En réponse aux orateurs, Pierre Burban a précisé que le conseil d'administration a émis un avis défavorable sur le PLFSS pour 2010. L'Acoss ne peut demeurer durablement dans la situation qu'elle connaît aujourd'hui, dès lors que sa mission n'est pas de financer des déficits massifs, mais de faire face à des besoins de trésorerie liés au décalage temporel pouvant exister entre recettes et dépenses. Le Gouvernement a décidé que le déficit de la sécurité sociale pour 2009 ne sera pas repris par la Cades, de sorte que l'Acoss devra assurer la gestion des déficits cumulés des années 2009 et 2010. Elle en prend acte, tout en constatant qu'une telle opération ne pourra en aucun cas être renouvelée en 2011 et que des solutions pérennes devront être trouvées avant la fin de l'année 2010. Dans cette attente, l'Acoss complètera ses sources de financement en recourant, par l'intermédiaire de l'AFT, qui est une émanation de l'Etat spécialisée dans le financement de celui-ci, à des émissions sur des marchés sur lesquels elle n'est pas présente jusqu'à présent.

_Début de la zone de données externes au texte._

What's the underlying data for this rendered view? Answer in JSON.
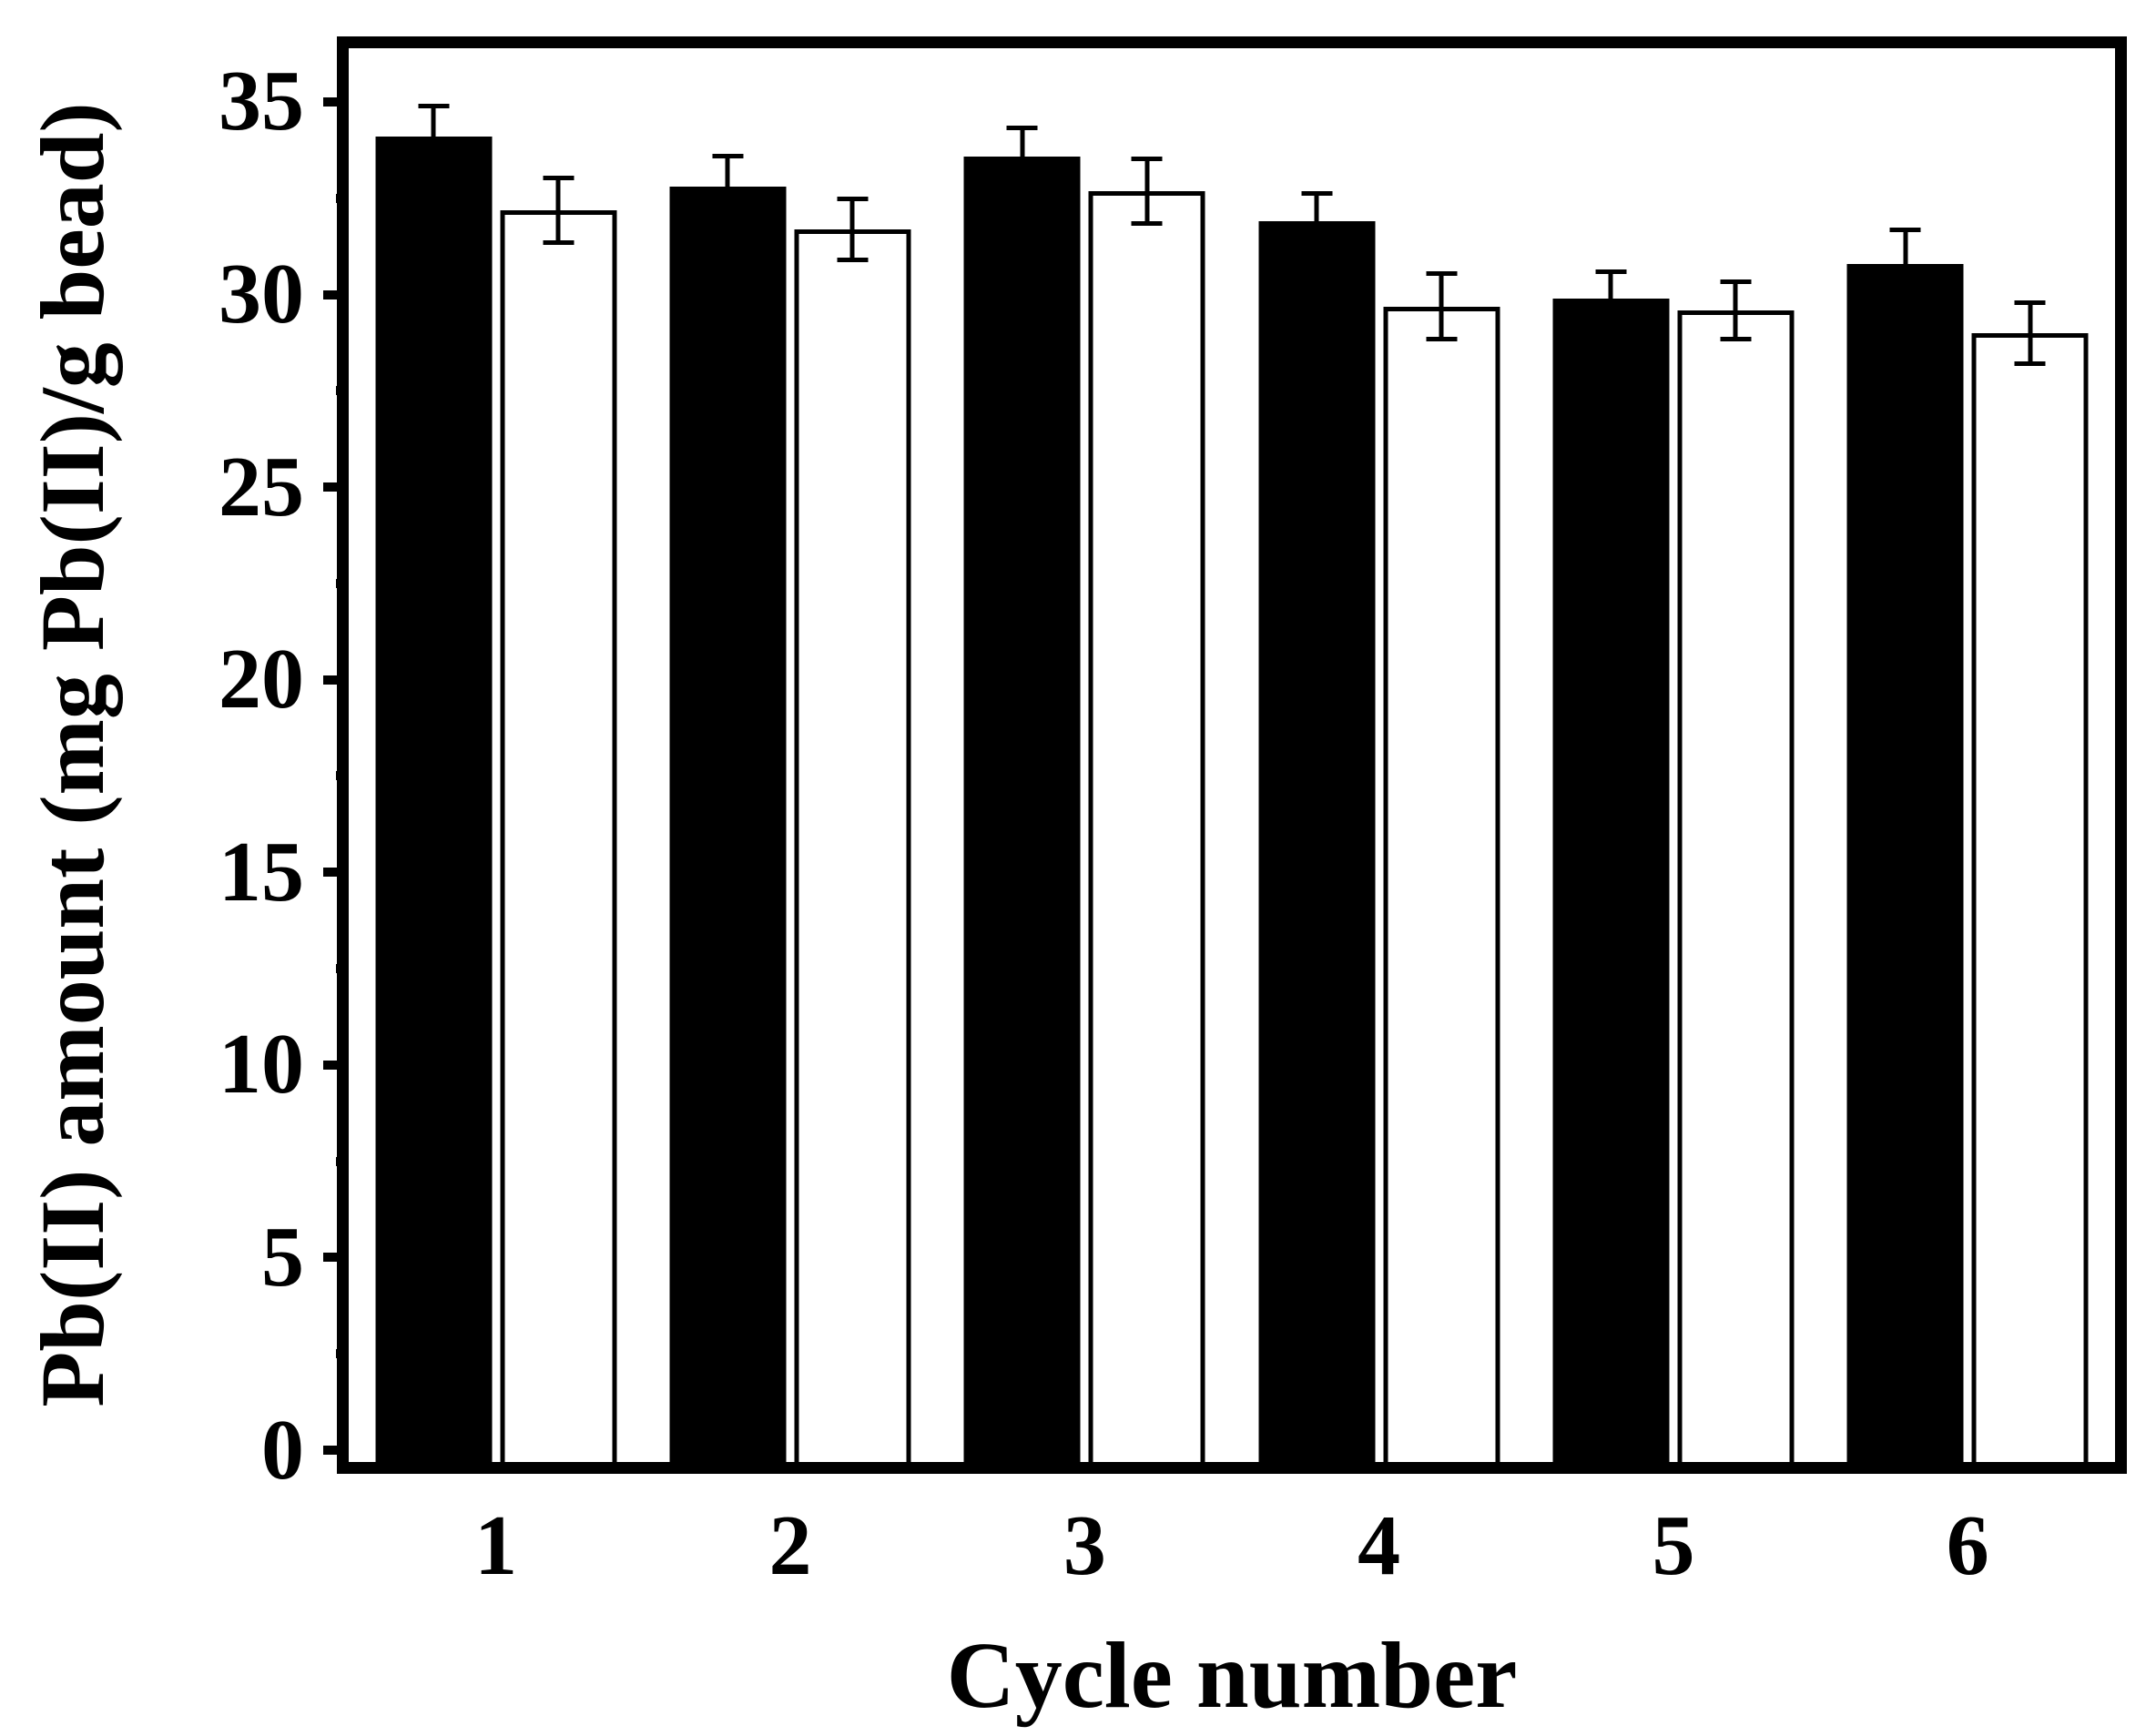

Pierre Ricordeau, directeur de l'Acoss , a fait valoir que les nouvelles émissions seront faites sur le marché de l'« euro commercial paper », l'émetteur demeurant l'Acoss même si l'AFT assurera techniquement la prestation. La signature de l'Acoss est aujourd'hui suffisante pour que des fonds puissent être levés sur ce marché sans recourir à la garantie de l'Etat. Les coûts des nouvelles émissions devraient être comparables à celui des émissions de billets de trésorerie, très inférieurs à celui des crédits bancaires. Indépendamment de l'intervention de l'AFT, l'Acoss devra renforcer sa capacité opérationnelle pour intervenir davantage sur le marché des billets de trésorerie. Il n'est cependant pas possible d'émettre sans limite sur ce marché, compte tenu du nombre d'investisseurs présents.

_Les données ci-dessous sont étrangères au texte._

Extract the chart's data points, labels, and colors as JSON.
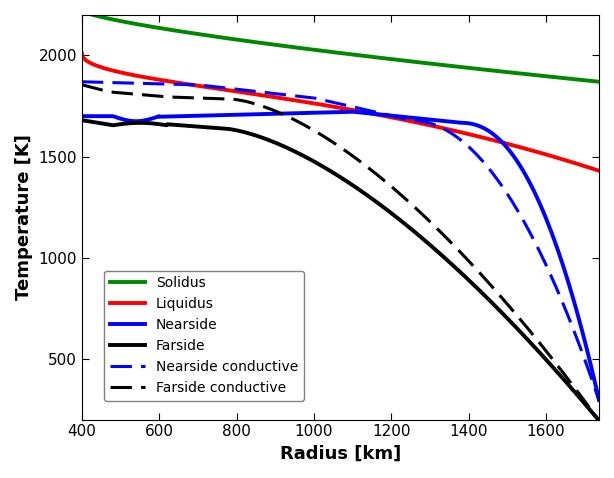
{
  "xlim": [
    400,
    1737
  ],
  "ylim": [
    200,
    2200
  ],
  "xlabel": "Radius [km]",
  "ylabel": "Temperature [K]",
  "xticks": [
    400,
    600,
    800,
    1000,
    1200,
    1400,
    1600
  ],
  "yticks": [
    500,
    1000,
    1500,
    2000
  ],
  "colors": {
    "solidus": "#008800",
    "liquidus": "#ff0000",
    "nearside": "#0000ff",
    "farside": "#000000",
    "nearside_cond": "#0000ff",
    "farside_cond": "#000000"
  },
  "linewidths": {
    "solidus": 2.8,
    "liquidus": 2.8,
    "nearside": 2.8,
    "farside": 2.8,
    "nearside_cond": 2.2,
    "farside_cond": 2.2
  },
  "legend_labels": [
    "Solidus",
    "Liquidus",
    "Nearside",
    "Farside",
    "Nearside conductive",
    "Farside conductive"
  ],
  "background_color": "#ffffff"
}
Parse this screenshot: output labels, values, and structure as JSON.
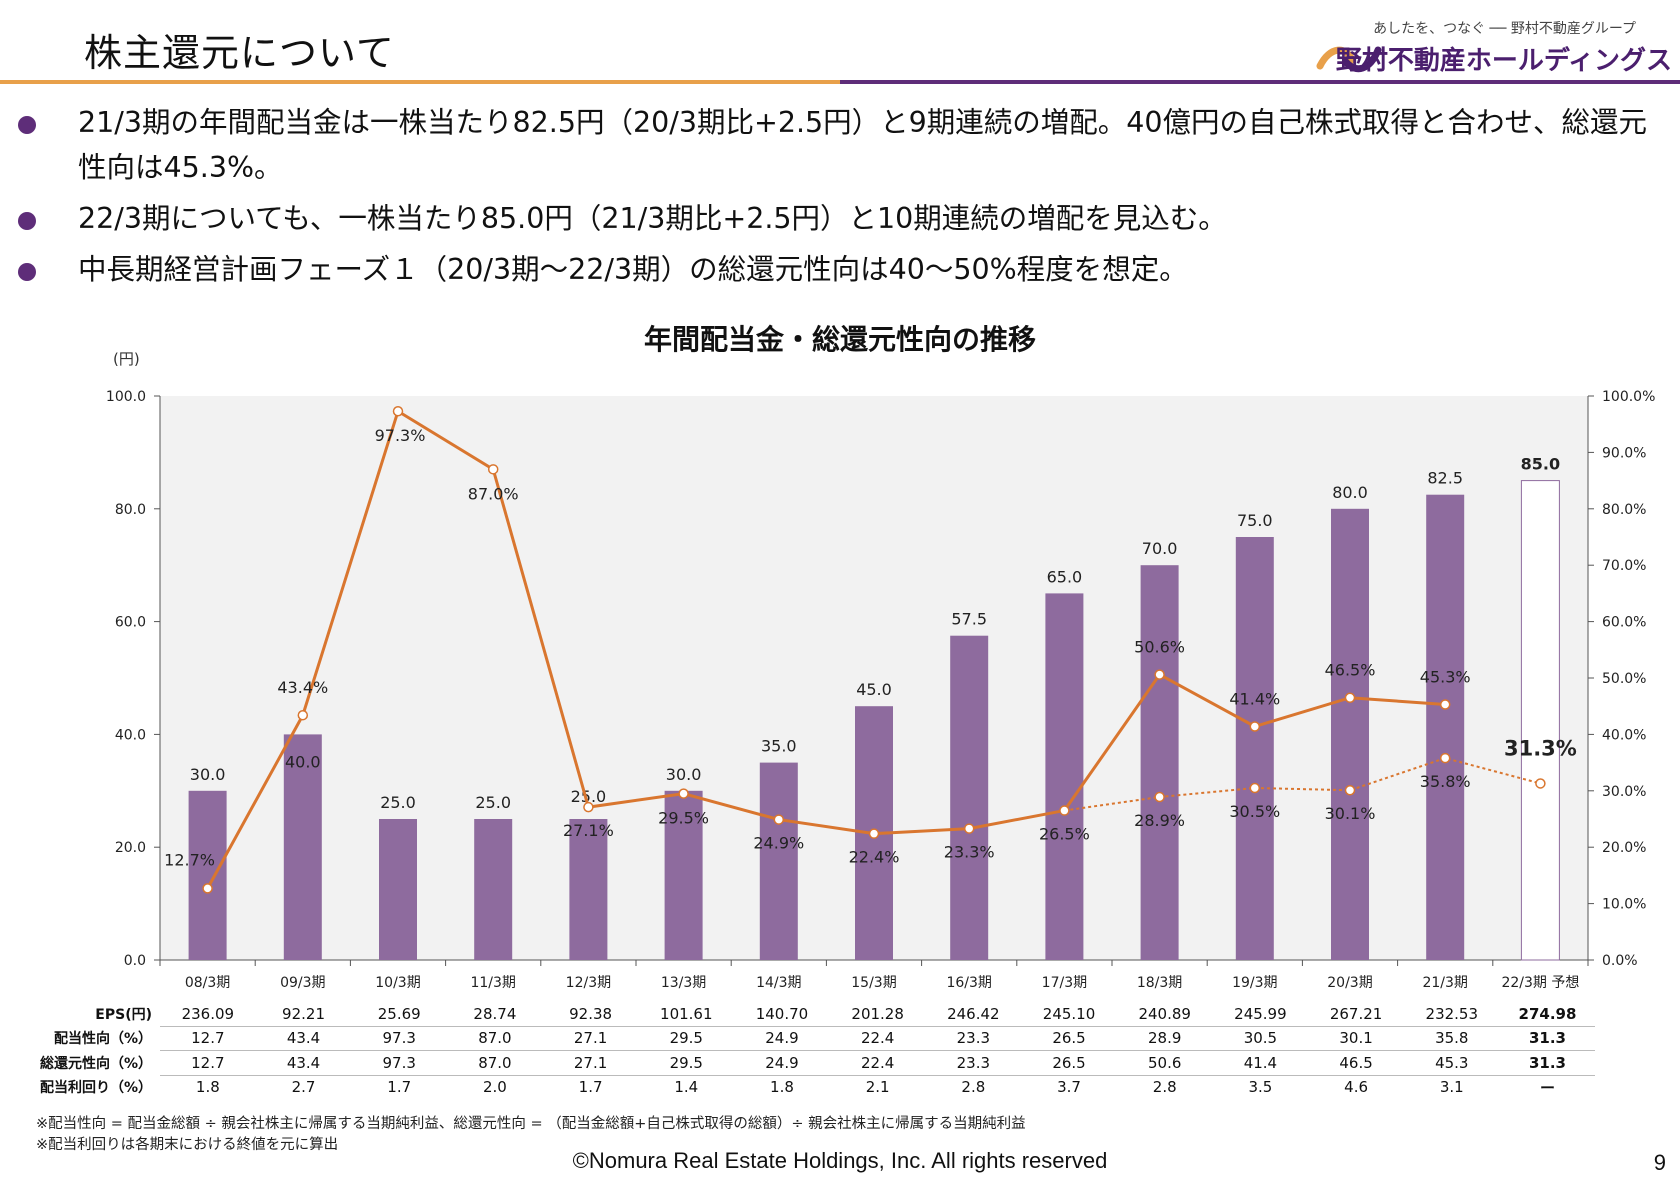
{
  "header": {
    "title": "株主還元について",
    "logo_tagline": "あしたを、つなぐ ── 野村不動産グループ",
    "logo_name": "野村不動産ホールディングス"
  },
  "bullets": [
    "21/3期の年間配当金は一株当たり82.5円（20/3期比+2.5円）と9期連続の増配。40億円の自己株式取得と合わせ、総還元性向は45.3%。",
    "22/3期についても、一株当たり85.0円（21/3期比+2.5円）と10期連続の増配を見込む。",
    "中長期経営計画フェーズ１（20/3期～22/3期）の総還元性向は40～50%程度を想定。"
  ],
  "chart_data": {
    "type": "bar+line",
    "title": "年間配当金・総還元性向の推移",
    "y_unit": "(円)",
    "ylim": [
      0,
      100
    ],
    "ylim_right": [
      0,
      100
    ],
    "y_ticks": [
      "0.0",
      "20.0",
      "40.0",
      "60.0",
      "80.0",
      "100.0"
    ],
    "y2_ticks": [
      "0.0%",
      "10.0%",
      "20.0%",
      "30.0%",
      "40.0%",
      "50.0%",
      "60.0%",
      "70.0%",
      "80.0%",
      "90.0%",
      "100.0%"
    ],
    "categories": [
      "08/3期",
      "09/3期",
      "10/3期",
      "11/3期",
      "12/3期",
      "13/3期",
      "14/3期",
      "15/3期",
      "16/3期",
      "17/3期",
      "18/3期",
      "19/3期",
      "20/3期",
      "21/3期",
      "22/3期 予想"
    ],
    "dividend": {
      "name": "年間配当金",
      "values": [
        30.0,
        40.0,
        25.0,
        25.0,
        25.0,
        30.0,
        35.0,
        45.0,
        57.5,
        65.0,
        70.0,
        75.0,
        80.0,
        82.5,
        85.0
      ],
      "labels": [
        "30.0",
        "40.0",
        "25.0",
        "25.0",
        "25.0",
        "30.0",
        "35.0",
        "45.0",
        "57.5",
        "65.0",
        "70.0",
        "75.0",
        "80.0",
        "82.5",
        "85.0"
      ],
      "color": "#8e6b9e"
    },
    "total_return": {
      "name": "総還元性向",
      "values": [
        12.7,
        43.4,
        97.3,
        87.0,
        27.1,
        29.5,
        24.9,
        22.4,
        23.3,
        26.5,
        50.6,
        41.4,
        46.5,
        45.3
      ],
      "labels": [
        "12.7%",
        "43.4%",
        "97.3%",
        "87.0%",
        "27.1%",
        "29.5%",
        "24.9%",
        "22.4%",
        "23.3%",
        "26.5%",
        "50.6%",
        "41.4%",
        "46.5%",
        "45.3%"
      ],
      "color": "#d9762f"
    },
    "payout_ratio": {
      "name": "配当性向",
      "values": [
        26.5,
        28.9,
        30.5,
        30.1,
        35.8,
        31.3
      ],
      "labels": [
        "",
        "28.9%",
        "30.5%",
        "30.1%",
        "35.8%",
        "31.3%"
      ],
      "start_index": 9,
      "color": "#d9762f"
    }
  },
  "table": {
    "rows": [
      {
        "label": "EPS(円)",
        "values": [
          "236.09",
          "92.21",
          "25.69",
          "28.74",
          "92.38",
          "101.61",
          "140.70",
          "201.28",
          "246.42",
          "245.10",
          "240.89",
          "245.99",
          "267.21",
          "232.53",
          "274.98"
        ]
      },
      {
        "label": "配当性向（%）",
        "values": [
          "12.7",
          "43.4",
          "97.3",
          "87.0",
          "27.1",
          "29.5",
          "24.9",
          "22.4",
          "23.3",
          "26.5",
          "28.9",
          "30.5",
          "30.1",
          "35.8",
          "31.3"
        ]
      },
      {
        "label": "総還元性向（%）",
        "values": [
          "12.7",
          "43.4",
          "97.3",
          "87.0",
          "27.1",
          "29.5",
          "24.9",
          "22.4",
          "23.3",
          "26.5",
          "50.6",
          "41.4",
          "46.5",
          "45.3",
          "31.3"
        ]
      },
      {
        "label": "配当利回り（%）",
        "values": [
          "1.8",
          "2.7",
          "1.7",
          "2.0",
          "1.7",
          "1.4",
          "1.8",
          "2.1",
          "2.8",
          "3.7",
          "2.8",
          "3.5",
          "4.6",
          "3.1",
          "ー"
        ]
      }
    ]
  },
  "notes": [
    "※配当性向 = 配当金総額 ÷ 親会社株主に帰属する当期純利益、総還元性向 = （配当金総額+自己株式取得の総額）÷ 親会社株主に帰属する当期純利益",
    "※配当利回りは各期末における終値を元に算出"
  ],
  "footer": {
    "copyright": "©Nomura Real Estate Holdings, Inc. All rights reserved",
    "page": "9"
  }
}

Alain Gubian, directeur financier de l'Acoss, a précisé que le marché des billets de trésorerie porte sur un montant total d'environ 45 milliards d'euros actuellement et que l'Acoss, qui dispose d'une signature reconnue et appréciée, y est déjà très présente. Les émissions sur le marché de l'euro commercial paper permettront de dégager des financements nouveaux, les signatures publiques étant particulièrement appréciées sur ce marché.

En ce qui concerne la mutualisation des trésoreries sociales, elle reposera sur une logique de conventionnement avec les organismes concernés et non d'obligation. Concrètement, la CNSA pourra soit acheter des billets de trésorerie soit procéder à un dépôt sur le compte de l'Acoss. La rémunération qu'elle obtiendra sera comparable à celle qu'elle pourrait trouver ailleurs.

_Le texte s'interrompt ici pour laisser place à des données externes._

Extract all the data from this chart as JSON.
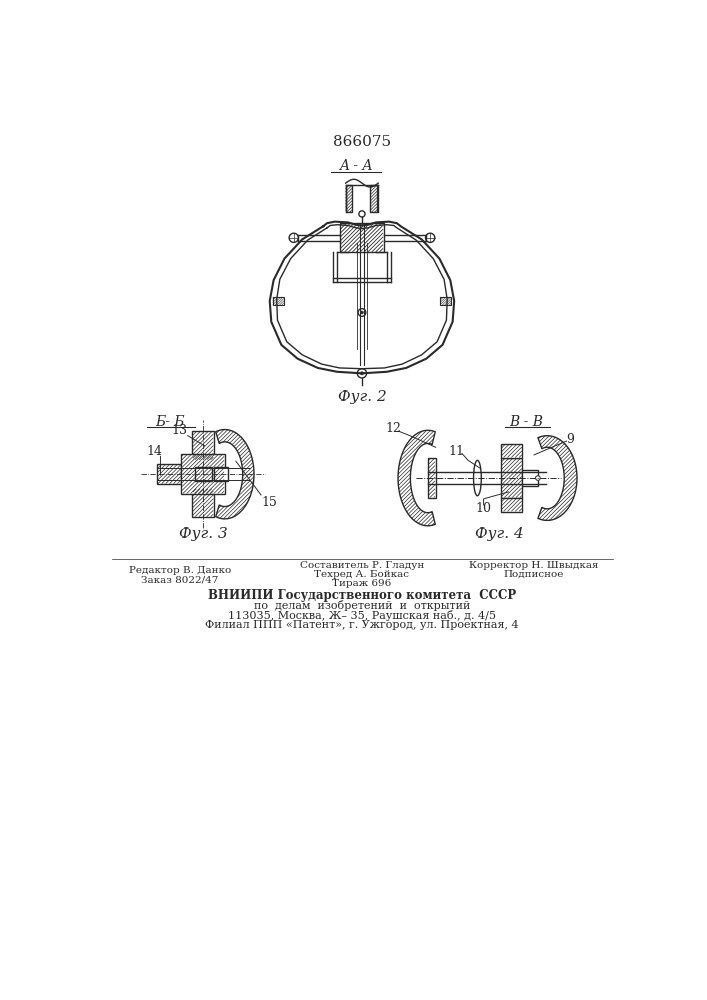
{
  "patent_number": "866075",
  "fig2_label": "A - A",
  "fig2_caption": "Фуг. 2",
  "fig3_label": "Б- Б",
  "fig3_caption": "Фуг. 3",
  "fig4_label": "В - В",
  "fig4_caption": "Фуг. 4",
  "bg_color": "#ffffff",
  "line_color": "#2a2a2a",
  "footer_line1_left": "Редактор В. Данко",
  "footer_line2_left": "Заказ 8022/47",
  "footer_line1_center": "Составитель Р. Гладун",
  "footer_line2_center": "Техред А. Бойкас",
  "footer_line3_center": "Тираж 696",
  "footer_line1_right": "Корректор Н. Швыдкая",
  "footer_line2_right": "Подписное",
  "footer_vniiipi": "ВНИИПИ Государственного комитета  СССР",
  "footer_po": "по  делам  изобретений  и  открытий",
  "footer_addr1": "113035, Москва, Ж– 35, Раушская наб., д. 4/5",
  "footer_addr2": "Филиал ППП «Патент», г. Ужгород, ул. Проектная, 4"
}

Pierre Ricordeau a ensuite indiqué que la convention entre l'Acoss et la CDC prévoit bien la possibilité de concours jusqu'à 31 milliards d'euros, mais qu'elle contient aussi des clauses précisant que les montants apportés dépendent des capacités de la caisse qui font l'objet d'une vérification annuelle. L'avenant récemment signé traite de la question des financements compris entre 0 et 25 milliards d'euros, la question des financements complémentaires jusqu'à 31 milliards d'euros devant faire l'objet de négociations complémentaires. L'une des solutions consisterait à distinguer, au sein des financements de la CDC, entre les avances quotidiennes liées aux fluctuations de la trésorerie et un socle incompressible de financement qui pourrait être traité différemment.

Alain Gubian a évoqué les exonérations de cotisations sociales pour souligner que celles-ci ont atteint 29,8 milliards en 2009, parmi lesquelles 27,2 sont compensées. Les principales exonérations sont celles résultant de l'allègement Fillon et de la loi Tepa. La dette de l'Etat liée aux exonérations de cotisations atteignait 2,3 milliards le 31 janvier 2009 et s'établira à 2,7 milliards le 31 décembre. Le solde concerne notamment l'aide médicalisée d'Etat et l'allocation adulte handicapé (AAH), ainsi que le fonds national d'aide au logement (Fnal).